Comedy has long occupied an unusual place in public life. One of its earliest literary appearances is in Homer’s Iliad. A common soldier, Thersites, is ugly, sharp-tongued and irreverent. He speaks with a freedom others will not risk, mocking Agamemnon and voicing the frustrations of rank-and-file soldiers. He represents the instinct to puncture pretension. In this sense, comedy and philosophy share a willingness to speak uncomfortable truths that power prefers to avoid.
Aristotle, in his Poetics, noted that tragedy imitates noble actions and depicts people who are to be taken seriously. Comedy, by contrast, imitates those who appear inferior. Yet this lowly status is precisely what gives comedy its political usefulness. It allows performers to say what respectable voices cannot, revealing hypocrisies that formal discourse leaves untouched.
In the Iliad, Thersites does not escape punishment. Odysseus, striving to restore order, strikes him with Agamemnon’s staff, and the soldiers laugh as Thersites is silenced. The scene captures a familiar dynamic. Comedy can expose authority’s flaws, but authority often responds by asserting its dominance. The details shift across history, but the pattern endures.
Modern democracies are showing similar impatience. Comedy provides a way to question conventions without inviting formal conflict. When governments treat jokes as misconduct, they are not protecting the public from harm. They are signalling discomfort with scrutiny. Confident systems do not fear irreverence; insecure ones do.
The growing targeting of comedians matters because it reflects a shift toward institutions that view dissent, even in comedic form, as a liability. Such an approach narrows the space for open dialogue and misunderstands comedy’s role in democratic life. A society confident in itself tolerates mockery because it trusts its citizens to distinguish humour from harm.
In October, the British Crown Prosecution Service announced it would not pursue charges against Linehan. The London Metropolitan Police Service also said it would stop recording “non-crime hate incidents”, a controversial category used to document allegations of hateful behaviour even when no law has been broken.

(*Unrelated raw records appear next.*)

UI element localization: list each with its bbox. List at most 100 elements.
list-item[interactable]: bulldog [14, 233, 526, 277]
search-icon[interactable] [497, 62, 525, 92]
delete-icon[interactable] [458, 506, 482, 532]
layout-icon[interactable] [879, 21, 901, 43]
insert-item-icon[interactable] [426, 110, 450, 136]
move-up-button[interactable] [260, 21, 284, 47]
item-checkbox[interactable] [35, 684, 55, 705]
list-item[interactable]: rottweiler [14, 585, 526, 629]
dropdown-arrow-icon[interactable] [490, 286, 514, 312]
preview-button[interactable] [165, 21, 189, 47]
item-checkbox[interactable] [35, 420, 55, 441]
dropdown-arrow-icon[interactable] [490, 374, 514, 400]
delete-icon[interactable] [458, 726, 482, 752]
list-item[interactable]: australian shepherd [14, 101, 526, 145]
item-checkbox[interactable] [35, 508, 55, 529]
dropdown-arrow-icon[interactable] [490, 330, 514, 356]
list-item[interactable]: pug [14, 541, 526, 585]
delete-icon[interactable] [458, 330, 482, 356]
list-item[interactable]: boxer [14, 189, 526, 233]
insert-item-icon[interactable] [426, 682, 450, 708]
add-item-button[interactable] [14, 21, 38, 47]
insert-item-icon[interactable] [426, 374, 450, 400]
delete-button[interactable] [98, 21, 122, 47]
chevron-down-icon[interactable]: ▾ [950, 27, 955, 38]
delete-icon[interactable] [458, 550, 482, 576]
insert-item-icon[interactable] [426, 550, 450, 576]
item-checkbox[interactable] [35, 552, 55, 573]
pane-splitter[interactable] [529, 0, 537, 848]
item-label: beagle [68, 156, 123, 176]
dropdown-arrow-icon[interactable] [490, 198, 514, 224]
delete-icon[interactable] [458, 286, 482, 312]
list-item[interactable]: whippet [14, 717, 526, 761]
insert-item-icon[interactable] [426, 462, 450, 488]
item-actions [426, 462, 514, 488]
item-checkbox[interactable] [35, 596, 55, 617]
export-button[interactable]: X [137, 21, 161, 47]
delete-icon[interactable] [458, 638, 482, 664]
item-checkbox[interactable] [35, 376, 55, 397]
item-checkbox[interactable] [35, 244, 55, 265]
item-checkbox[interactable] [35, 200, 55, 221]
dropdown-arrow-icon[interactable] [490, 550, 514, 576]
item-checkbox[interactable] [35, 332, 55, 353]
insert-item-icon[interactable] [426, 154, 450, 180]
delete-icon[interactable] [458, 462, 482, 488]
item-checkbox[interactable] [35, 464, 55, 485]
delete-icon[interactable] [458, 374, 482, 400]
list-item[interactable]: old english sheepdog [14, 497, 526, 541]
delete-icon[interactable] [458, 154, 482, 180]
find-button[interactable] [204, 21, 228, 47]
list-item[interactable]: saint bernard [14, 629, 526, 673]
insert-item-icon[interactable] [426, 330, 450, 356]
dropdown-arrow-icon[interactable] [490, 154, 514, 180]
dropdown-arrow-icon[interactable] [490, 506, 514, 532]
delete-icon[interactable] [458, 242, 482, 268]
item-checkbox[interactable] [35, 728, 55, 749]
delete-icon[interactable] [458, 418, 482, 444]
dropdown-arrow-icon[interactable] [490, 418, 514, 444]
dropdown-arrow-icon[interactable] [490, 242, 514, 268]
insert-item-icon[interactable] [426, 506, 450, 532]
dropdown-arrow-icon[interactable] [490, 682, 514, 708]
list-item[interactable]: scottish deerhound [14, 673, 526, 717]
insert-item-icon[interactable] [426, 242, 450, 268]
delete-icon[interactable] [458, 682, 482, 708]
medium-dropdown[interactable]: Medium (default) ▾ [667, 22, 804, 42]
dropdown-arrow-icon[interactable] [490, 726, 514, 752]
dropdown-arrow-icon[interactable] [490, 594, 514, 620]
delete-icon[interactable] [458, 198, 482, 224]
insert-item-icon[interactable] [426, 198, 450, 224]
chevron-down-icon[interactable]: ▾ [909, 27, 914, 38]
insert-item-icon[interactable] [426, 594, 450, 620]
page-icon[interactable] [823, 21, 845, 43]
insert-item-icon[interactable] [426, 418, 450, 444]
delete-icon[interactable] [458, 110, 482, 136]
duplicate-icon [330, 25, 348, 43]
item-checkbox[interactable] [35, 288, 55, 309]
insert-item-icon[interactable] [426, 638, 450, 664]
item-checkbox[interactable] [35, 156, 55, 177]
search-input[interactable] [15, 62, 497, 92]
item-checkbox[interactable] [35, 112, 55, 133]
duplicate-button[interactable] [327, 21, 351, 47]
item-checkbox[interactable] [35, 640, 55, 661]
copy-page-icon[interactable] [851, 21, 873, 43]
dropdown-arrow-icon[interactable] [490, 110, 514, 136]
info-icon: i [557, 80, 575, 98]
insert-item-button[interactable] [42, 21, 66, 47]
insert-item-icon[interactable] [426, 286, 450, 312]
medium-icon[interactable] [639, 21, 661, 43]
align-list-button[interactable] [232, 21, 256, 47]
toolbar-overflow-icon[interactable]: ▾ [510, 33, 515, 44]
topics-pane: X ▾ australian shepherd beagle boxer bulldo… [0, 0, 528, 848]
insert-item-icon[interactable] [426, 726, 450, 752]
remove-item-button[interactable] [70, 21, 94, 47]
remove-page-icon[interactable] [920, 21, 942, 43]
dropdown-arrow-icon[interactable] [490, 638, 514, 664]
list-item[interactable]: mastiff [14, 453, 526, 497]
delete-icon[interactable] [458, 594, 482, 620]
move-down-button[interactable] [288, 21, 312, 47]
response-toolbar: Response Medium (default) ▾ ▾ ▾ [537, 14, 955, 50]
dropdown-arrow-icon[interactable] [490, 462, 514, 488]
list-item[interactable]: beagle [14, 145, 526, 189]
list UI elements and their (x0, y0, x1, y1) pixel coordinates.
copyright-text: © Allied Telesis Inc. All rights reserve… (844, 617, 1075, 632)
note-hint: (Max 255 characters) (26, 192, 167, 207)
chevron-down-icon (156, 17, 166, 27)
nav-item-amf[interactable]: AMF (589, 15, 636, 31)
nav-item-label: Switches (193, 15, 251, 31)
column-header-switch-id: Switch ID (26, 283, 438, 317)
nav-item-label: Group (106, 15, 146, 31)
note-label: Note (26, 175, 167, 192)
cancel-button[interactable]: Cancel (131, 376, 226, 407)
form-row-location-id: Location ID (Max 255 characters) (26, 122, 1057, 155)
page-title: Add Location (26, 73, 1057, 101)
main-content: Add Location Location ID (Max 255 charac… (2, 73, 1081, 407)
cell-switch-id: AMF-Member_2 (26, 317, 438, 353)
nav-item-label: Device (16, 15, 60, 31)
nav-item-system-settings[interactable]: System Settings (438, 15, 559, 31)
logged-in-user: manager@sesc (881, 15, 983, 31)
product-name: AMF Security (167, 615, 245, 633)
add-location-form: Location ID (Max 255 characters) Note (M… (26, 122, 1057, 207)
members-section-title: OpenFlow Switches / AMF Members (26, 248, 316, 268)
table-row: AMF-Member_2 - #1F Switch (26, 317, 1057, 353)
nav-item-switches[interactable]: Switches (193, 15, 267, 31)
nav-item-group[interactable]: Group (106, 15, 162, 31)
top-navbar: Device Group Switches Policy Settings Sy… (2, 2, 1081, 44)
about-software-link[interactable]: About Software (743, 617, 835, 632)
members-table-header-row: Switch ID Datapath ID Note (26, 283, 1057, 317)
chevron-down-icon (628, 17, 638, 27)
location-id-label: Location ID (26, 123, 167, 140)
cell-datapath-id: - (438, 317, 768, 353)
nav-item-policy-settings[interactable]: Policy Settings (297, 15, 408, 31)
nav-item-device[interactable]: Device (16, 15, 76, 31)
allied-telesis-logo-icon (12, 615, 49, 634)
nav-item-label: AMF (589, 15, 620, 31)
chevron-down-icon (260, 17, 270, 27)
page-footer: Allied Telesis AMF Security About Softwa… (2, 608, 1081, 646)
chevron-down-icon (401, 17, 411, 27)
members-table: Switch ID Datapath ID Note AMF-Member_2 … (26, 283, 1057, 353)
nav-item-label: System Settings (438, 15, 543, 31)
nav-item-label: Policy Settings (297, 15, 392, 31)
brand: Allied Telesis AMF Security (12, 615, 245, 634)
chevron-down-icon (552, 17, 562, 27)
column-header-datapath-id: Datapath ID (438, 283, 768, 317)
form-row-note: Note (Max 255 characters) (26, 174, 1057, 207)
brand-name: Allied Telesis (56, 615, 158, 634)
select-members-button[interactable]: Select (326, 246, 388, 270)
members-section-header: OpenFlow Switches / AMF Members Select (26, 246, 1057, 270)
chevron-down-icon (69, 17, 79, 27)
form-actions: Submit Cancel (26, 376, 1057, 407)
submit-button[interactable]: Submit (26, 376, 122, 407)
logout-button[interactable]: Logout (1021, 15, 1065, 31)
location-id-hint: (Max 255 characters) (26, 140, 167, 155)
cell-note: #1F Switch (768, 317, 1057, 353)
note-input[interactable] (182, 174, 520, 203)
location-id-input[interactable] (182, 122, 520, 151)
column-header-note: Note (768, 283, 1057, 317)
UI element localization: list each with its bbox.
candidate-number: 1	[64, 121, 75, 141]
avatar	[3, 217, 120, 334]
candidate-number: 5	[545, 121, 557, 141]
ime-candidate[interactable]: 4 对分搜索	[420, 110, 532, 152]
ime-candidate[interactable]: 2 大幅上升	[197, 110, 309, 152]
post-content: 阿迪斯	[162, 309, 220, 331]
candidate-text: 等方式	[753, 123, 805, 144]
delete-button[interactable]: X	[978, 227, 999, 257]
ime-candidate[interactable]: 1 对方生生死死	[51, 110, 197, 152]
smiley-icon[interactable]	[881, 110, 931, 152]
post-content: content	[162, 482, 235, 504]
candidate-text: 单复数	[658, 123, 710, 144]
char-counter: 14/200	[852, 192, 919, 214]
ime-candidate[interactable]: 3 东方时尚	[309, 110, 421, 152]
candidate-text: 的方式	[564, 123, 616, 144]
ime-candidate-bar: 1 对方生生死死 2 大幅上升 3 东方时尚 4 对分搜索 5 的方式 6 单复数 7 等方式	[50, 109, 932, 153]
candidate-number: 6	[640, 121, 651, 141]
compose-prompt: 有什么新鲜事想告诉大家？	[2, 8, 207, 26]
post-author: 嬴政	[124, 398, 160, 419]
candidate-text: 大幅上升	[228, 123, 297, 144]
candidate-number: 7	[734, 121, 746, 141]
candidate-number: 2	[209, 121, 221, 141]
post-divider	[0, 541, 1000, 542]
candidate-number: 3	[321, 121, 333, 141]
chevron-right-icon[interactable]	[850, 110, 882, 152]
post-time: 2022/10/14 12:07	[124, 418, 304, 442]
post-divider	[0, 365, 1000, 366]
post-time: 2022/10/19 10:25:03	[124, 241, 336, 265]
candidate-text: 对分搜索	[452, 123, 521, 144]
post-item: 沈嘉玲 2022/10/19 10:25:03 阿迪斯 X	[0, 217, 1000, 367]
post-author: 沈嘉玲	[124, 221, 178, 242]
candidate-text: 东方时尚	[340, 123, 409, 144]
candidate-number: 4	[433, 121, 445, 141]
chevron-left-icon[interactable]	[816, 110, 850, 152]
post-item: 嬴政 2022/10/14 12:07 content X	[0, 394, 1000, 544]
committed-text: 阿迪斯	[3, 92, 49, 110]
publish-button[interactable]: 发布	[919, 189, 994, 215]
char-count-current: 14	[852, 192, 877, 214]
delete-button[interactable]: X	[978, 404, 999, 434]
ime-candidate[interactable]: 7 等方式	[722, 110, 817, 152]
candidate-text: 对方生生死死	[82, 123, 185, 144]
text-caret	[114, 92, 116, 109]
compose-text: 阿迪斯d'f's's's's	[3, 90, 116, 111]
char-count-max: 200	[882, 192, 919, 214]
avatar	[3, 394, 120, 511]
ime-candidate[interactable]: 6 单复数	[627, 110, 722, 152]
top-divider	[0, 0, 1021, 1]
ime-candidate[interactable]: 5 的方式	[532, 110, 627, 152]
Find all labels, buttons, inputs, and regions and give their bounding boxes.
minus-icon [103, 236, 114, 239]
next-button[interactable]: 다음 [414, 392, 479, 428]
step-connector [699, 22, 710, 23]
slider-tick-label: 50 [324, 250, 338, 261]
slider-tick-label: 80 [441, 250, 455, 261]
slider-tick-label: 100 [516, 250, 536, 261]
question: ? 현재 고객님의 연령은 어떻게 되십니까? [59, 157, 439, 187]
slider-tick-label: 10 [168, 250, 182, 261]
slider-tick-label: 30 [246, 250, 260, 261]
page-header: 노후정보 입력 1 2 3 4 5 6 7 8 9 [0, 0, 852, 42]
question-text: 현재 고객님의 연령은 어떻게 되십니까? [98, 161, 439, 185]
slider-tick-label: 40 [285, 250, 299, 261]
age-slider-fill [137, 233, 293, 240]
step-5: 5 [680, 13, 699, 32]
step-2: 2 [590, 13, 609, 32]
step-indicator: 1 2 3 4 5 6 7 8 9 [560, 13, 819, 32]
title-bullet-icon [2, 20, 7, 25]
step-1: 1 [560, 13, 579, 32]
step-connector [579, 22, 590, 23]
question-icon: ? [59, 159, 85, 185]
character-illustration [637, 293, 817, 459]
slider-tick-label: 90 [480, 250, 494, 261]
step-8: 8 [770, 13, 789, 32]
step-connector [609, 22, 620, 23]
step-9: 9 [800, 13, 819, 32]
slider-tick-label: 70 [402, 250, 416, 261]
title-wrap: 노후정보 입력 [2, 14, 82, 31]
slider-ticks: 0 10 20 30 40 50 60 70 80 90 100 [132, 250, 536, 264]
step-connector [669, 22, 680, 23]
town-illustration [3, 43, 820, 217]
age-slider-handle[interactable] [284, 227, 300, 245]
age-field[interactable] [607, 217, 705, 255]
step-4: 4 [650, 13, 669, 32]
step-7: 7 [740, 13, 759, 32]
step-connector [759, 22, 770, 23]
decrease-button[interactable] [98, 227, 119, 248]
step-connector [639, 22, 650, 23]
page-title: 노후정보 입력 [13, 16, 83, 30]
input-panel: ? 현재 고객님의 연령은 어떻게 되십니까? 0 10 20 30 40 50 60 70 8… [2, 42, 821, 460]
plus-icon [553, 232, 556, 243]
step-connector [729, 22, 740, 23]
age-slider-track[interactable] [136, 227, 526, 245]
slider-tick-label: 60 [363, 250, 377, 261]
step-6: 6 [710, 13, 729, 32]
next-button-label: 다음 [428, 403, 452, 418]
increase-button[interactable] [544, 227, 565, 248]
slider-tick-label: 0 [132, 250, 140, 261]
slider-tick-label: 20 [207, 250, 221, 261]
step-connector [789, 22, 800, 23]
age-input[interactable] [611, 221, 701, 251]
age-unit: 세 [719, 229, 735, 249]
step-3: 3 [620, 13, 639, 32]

These reversals are welcome, but they do not erase the deeper unease that allowed the arrest to happen.
Comedy survives, but its environment is shifting. In an era where leaders are quick to adopt moral language while avoiding meaningful accountability, humour becomes more necessary, not less. It remains one of the few public tools capable of exposing the distance between political rhetoric and reality.
The danger is that in places where Agamemnon’s folly, leadership driven by pride and insecurity, takes root, those who speak uncomfortable truths may find themselves facing not symbolic correction but formal sanctions. A democracy that begins by targeting its jesters rarely stops there.
Collin May is a Senior Fellow with the Frontier Centre for Public Policy, a lawyer, and Adjunct Lecturer in Community Health Sciences at the University of Calgary, with degrees in law (Dalhousie University), a Masters in Theological Studies (Harvard) and a Diplome d’etudes approfondies (Ecole des hautes etudes, Paris).